One unique feature in ARM design is, it’s possible to combine SHIFT and ALU operations in a single instruction. Since one of the input of ALU comes via barrel shifter.
For shifting , ARM processor uses Barrel shifting which we have already designed in previous modules.
Move instructions cause data from one register to be moved or copied to another register.
Load instructions put data from an external source, such as memory, into a register.
Store instructions move data from a register to an external destination.
Instructions that move (or copy) data from one place to another are the most-frequently-used instructions in most programs.
These instructions load or store the value of a single register from or to memory. They can load or store a 32-bit word, a 16-bit half-word, or an 8-bit unsigned byte.

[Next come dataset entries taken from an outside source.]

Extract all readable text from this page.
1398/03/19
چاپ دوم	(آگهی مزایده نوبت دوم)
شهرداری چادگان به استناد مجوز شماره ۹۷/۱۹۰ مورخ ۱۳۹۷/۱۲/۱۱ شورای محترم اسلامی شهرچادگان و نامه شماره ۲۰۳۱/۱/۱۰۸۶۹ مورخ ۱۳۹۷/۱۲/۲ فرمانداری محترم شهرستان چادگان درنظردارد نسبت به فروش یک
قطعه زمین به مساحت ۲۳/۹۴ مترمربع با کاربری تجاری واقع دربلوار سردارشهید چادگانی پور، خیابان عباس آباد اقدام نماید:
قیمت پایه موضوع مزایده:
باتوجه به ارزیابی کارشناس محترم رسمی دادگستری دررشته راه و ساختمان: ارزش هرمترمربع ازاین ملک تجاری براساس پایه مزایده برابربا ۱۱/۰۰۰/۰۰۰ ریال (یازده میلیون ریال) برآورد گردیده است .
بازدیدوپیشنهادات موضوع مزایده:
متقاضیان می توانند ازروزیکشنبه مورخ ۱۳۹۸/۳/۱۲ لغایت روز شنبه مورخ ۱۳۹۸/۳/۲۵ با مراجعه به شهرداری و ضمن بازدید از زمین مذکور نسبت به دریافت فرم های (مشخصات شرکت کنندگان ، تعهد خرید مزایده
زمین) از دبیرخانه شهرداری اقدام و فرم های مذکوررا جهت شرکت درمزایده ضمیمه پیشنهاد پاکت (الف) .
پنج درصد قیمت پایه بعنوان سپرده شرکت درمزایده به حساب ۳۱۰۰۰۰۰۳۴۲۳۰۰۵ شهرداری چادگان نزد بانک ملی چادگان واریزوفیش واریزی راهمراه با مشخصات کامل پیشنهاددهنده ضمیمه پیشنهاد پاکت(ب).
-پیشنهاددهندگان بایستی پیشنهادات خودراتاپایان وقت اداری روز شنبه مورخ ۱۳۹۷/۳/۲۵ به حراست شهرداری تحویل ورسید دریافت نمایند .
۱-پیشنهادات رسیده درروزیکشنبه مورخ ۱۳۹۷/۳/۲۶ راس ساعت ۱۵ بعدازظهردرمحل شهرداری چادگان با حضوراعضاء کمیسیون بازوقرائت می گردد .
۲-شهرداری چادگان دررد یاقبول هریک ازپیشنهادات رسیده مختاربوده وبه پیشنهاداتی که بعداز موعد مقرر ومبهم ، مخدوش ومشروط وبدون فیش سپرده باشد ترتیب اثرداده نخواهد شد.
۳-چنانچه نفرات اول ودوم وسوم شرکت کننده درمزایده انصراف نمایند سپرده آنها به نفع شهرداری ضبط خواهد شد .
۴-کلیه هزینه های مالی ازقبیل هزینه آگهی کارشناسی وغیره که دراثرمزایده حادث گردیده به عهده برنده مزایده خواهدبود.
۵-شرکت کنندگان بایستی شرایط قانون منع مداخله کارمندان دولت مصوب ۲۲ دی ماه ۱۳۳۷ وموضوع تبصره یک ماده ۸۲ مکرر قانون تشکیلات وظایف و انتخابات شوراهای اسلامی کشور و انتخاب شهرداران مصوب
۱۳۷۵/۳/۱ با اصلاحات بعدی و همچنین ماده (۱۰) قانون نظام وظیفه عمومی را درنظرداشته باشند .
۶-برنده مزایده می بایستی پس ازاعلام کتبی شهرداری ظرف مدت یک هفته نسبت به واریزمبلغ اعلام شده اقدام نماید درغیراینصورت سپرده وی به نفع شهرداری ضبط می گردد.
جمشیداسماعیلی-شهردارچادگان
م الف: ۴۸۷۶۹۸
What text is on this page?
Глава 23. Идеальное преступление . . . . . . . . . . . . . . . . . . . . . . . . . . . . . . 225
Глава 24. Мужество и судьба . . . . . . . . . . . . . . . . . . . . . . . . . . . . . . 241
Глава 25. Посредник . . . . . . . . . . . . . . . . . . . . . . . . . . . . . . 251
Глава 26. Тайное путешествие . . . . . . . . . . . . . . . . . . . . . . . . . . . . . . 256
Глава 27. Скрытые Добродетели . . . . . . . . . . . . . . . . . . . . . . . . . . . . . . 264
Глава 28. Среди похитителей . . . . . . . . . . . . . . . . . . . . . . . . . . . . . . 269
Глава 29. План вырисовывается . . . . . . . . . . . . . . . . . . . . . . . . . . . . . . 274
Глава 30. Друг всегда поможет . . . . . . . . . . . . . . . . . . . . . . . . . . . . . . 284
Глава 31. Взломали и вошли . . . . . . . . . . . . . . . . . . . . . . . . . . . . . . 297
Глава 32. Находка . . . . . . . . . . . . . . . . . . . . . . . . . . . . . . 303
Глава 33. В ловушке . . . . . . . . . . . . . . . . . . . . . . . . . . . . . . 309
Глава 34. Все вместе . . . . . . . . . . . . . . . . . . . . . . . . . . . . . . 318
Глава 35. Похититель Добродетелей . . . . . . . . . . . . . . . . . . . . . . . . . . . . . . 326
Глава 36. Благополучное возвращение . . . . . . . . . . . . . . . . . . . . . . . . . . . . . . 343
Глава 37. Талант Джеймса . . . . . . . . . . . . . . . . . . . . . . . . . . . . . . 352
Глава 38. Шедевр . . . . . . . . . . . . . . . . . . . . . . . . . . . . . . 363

Byte and half-word loads can either be sign-extended or zero-extended to fill the 32-bit register.
A few instructions are also defined that can load or store 64-bit double word values into two 32-bit registers.
Branching and Jumping is the ability to load the PC register with a new address that is not the next sequential address.
In general, a "jump" or "call" occurs unconditionally, and a "branch" occurs on a given condition. In this book we will generally refer to both as being branches, with a "jump" being an unconditional branch.
Branch can be conditional, depending on value of two register like R1 and R2 as shown in figure. If opcode is 010 and R1>R2, then branch will be taken.